Market Capitalization

A company's market capitalization (or "market cap") is calculated by taking the number of outstanding shares of stock multiplied by the current price-per-share. It is the amount of money you would have to pay if you bought every share of stock in a company.

The price that an investor pays for a security. This price is important, as it is the main component in calculating the returns achieved by the investor.

For example, if an investor buys XYZ at $35, then this would be the purchase price. When looking at the return on the investment, the investor would compare the purchase price of $35 to the price the investment was sold at or the current market price for XYZ.

Share

Certificates representing ownership in a corporation. Shares are also known as stocks or equities.

P/E Ratio

The P/E ratio is how much money you are paying for $1 of the company's earnings.

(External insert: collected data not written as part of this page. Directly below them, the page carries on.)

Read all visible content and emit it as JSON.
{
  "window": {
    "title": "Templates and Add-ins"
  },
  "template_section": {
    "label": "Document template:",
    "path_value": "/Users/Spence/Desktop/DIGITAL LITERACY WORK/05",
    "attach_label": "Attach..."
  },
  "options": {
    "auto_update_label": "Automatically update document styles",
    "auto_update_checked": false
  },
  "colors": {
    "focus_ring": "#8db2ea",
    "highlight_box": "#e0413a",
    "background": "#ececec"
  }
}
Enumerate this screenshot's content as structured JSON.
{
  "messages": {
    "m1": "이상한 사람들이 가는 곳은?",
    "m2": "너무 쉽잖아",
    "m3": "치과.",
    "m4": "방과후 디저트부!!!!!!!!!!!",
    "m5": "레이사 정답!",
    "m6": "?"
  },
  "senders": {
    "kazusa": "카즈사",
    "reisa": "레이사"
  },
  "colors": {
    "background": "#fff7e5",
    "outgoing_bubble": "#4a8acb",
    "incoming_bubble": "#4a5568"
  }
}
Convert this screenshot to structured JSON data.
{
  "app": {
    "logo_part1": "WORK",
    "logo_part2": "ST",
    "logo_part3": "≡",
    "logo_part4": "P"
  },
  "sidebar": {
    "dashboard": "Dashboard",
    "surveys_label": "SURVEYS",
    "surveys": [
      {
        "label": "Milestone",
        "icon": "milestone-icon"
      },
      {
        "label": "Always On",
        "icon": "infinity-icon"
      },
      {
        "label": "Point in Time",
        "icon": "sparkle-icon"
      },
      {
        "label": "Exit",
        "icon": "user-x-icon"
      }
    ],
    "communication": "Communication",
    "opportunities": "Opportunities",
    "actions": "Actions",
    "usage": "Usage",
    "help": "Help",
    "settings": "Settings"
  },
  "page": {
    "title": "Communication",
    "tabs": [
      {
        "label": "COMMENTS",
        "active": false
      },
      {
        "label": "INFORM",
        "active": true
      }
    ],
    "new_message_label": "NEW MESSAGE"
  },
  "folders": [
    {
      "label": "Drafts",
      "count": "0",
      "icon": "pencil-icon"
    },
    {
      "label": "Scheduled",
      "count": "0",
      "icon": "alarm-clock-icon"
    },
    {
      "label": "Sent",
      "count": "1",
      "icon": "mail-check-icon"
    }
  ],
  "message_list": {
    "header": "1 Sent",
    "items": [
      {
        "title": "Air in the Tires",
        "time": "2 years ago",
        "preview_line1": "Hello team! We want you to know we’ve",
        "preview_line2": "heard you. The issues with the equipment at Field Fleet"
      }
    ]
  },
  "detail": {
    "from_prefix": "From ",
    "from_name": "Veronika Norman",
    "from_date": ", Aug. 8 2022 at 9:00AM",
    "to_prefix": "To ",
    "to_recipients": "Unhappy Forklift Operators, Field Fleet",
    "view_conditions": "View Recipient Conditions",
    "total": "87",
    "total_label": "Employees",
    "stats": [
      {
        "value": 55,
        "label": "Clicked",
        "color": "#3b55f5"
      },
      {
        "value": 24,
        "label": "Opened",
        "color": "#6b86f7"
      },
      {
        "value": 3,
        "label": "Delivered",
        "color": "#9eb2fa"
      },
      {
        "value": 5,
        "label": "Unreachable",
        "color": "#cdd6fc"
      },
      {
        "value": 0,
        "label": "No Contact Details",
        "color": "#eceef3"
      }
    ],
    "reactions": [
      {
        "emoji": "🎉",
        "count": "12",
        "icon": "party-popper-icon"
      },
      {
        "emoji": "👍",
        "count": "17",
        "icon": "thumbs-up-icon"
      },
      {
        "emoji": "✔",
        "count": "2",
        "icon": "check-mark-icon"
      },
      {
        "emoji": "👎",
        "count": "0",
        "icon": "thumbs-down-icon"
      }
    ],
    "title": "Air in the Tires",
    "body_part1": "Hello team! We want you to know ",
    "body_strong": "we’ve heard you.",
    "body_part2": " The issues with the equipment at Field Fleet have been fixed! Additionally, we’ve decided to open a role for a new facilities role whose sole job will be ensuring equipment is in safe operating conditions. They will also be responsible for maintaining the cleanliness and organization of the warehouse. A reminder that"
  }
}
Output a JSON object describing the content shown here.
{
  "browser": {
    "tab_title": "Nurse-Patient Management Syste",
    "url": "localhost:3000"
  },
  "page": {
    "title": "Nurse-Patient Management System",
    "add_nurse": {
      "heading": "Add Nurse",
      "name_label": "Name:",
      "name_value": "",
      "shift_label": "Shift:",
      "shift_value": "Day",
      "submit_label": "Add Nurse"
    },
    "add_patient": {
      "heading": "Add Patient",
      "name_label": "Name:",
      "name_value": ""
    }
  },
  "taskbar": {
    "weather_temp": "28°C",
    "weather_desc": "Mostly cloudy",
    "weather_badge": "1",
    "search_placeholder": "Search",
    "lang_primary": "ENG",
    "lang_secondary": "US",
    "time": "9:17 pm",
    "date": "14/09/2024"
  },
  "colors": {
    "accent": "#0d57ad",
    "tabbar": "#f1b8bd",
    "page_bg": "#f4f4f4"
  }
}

If a company were currently trading at a P/E of 20, an investor would be paying $20 for $1 of earnings.

The P/E looks at the relationship between the stock price and the company's earnings. You calculate the P/E by taking the share price and dividing it by the company's EPS.

In other words, if a company is reporting a profit of $2 per share, and the stock is selling for $20 per share, the P/E ratio is 10 because you are paying ten-times earnings

[$20 per share dividend by $2 per share earnings = 10]

In general, a high P/E suggests that investors are expecting higher earnings growth in the future compared to companies with a lower P/E.

However, the P/E ratio doesn't tell us the whole story itself. It's usually more useful to compare the P/E ratios of one company to other companies in the same industry, or to the market in general, or against the company's own historical P/E.

It would not be useful for investors using the P/E ratio as a basis for their investment to compare the P/E of a technology company (high P/E) to a utility company (low P/E) as each industry has much different growth prospects.

Price / Earnings To Growth - PEG Ratio

A ratio used to determine a stock's value while taking into account earnings growth. The calculation is as follows:

PEG Ratio = Price to Earnings ratio / Annual EPS Growth

PEG is a widely used indicator of a stock's potential value. It is favored by many over the price/earnings ratio because it also accounts for growth. Similar to the P/E ratio, a lower PEG means that the stock is more undervalued.

Keep in mind that the numbers used are projected and, therefore, can be less accurate. Also, there are many variations using earnings from different time periods (i.e. 1 year vs. 5 year). Be sure to know the exact definition your source is using.

Short Selling

The selling of a security that the seller does not own, or any sale that is completed by the delivery of a security borrowed by the seller. Short sellers assume that they will be able to buy the stock at a lower amount than the price at which they sold short.